The solution set is {$\frac{3-\sqrt {5}}{4}, \frac{3+\sqrt {5}}{4}$}.
$x^{-2} - 6x^{-1} = -4$ Let $u=x^{−1}$ Rewrite the given equation as a quadratic equation in $u$ and solve for $u$. $x^{-2} - 6x^{-1} = -4$: $u^2 - 6u = -4$ Solve for $u$ by completing the square.
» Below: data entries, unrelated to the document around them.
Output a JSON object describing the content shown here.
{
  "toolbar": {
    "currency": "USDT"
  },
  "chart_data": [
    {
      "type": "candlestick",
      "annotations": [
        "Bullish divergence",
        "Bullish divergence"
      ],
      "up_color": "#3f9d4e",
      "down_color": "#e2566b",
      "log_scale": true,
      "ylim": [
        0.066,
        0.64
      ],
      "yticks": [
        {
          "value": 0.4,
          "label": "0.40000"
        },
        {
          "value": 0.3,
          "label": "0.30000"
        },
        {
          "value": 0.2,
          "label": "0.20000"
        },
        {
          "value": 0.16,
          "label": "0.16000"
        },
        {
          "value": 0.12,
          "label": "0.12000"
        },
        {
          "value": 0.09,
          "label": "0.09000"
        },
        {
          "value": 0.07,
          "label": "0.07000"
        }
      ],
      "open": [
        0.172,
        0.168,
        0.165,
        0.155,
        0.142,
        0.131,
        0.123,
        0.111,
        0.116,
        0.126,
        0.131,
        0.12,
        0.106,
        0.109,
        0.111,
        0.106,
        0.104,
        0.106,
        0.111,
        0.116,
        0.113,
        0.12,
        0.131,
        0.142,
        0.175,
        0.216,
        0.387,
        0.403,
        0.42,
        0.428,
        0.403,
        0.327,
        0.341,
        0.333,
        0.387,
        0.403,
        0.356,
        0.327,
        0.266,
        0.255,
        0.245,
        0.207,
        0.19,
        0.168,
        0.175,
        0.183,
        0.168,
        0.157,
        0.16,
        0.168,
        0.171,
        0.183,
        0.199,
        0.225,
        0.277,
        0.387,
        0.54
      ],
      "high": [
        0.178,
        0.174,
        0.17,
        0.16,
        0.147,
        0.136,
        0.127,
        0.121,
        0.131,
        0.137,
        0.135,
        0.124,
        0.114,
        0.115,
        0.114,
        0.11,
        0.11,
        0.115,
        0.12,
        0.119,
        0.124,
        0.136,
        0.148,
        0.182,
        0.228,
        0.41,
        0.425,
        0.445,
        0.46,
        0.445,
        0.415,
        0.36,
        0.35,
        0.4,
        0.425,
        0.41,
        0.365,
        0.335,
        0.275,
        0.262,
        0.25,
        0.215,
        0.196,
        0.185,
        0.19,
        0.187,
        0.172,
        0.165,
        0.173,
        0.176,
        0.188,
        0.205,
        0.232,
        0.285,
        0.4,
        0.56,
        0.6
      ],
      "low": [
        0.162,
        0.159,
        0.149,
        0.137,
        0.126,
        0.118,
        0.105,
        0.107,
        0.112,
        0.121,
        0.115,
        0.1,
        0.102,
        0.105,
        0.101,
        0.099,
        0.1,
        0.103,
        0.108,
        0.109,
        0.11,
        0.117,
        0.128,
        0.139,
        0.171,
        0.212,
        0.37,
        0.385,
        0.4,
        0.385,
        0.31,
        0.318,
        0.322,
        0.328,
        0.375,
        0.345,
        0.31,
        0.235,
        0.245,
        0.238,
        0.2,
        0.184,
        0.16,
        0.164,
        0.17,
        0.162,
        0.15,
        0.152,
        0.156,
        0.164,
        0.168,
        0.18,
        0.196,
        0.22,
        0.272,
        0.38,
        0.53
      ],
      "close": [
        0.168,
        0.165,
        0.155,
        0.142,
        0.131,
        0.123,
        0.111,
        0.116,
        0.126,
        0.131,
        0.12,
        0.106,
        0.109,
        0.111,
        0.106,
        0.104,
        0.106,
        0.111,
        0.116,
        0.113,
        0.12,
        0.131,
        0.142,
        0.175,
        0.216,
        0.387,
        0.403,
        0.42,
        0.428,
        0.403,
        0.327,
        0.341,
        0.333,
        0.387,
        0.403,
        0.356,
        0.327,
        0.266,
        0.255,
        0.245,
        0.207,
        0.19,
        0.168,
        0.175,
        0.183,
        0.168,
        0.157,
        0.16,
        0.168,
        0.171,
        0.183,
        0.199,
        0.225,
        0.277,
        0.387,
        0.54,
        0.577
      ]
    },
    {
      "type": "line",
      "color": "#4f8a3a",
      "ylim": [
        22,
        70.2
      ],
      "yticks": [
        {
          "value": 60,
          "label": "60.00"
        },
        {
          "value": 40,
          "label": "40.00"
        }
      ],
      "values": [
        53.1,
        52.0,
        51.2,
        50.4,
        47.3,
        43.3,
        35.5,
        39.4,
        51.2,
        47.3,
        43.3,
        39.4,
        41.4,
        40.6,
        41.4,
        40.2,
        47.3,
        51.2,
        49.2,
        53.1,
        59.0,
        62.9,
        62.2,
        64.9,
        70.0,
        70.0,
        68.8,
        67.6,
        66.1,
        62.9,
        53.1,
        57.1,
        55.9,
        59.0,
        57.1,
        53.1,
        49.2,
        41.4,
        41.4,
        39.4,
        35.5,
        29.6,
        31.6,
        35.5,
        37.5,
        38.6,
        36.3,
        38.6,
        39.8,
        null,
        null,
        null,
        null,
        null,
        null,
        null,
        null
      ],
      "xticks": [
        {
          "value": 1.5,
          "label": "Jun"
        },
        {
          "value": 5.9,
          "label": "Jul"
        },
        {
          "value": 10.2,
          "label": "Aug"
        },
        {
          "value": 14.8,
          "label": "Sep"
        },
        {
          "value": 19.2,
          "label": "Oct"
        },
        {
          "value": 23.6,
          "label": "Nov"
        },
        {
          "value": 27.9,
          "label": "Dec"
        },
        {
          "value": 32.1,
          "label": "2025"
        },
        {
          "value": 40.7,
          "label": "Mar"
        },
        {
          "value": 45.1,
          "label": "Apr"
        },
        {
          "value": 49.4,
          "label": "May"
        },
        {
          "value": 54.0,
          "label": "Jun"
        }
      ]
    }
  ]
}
Add $(\frac{-6}{2})^2 = 9$ to both sides. $u^2 - 6u +9= -4+9$ $u^2 - 6u +9= 5$ $(u -3)^2= 5$ Apply the square root property. $u -3= ±\sqrt {5}$ $u = 3±\sqrt {5}$ Solve for $u$. $u=x^{−1}$ $3±\sqrt {5}=x^{−1}$ $3±\sqrt {5}=\frac{1}{x}$ $x= \frac{1}{3±\sqrt {5}}$ $x= \frac{1}{3+\sqrt {5}}$ or $x= \frac{1}{3-\sqrt {5}}$ $x= \frac{3-\sqrt {5}}{4}$ or $x= \frac{3+\sqrt {5}}{4}$ The solution set is {$\frac{3-\sqrt {5}}{4}, \frac{3+\sqrt {5}}{4}$}.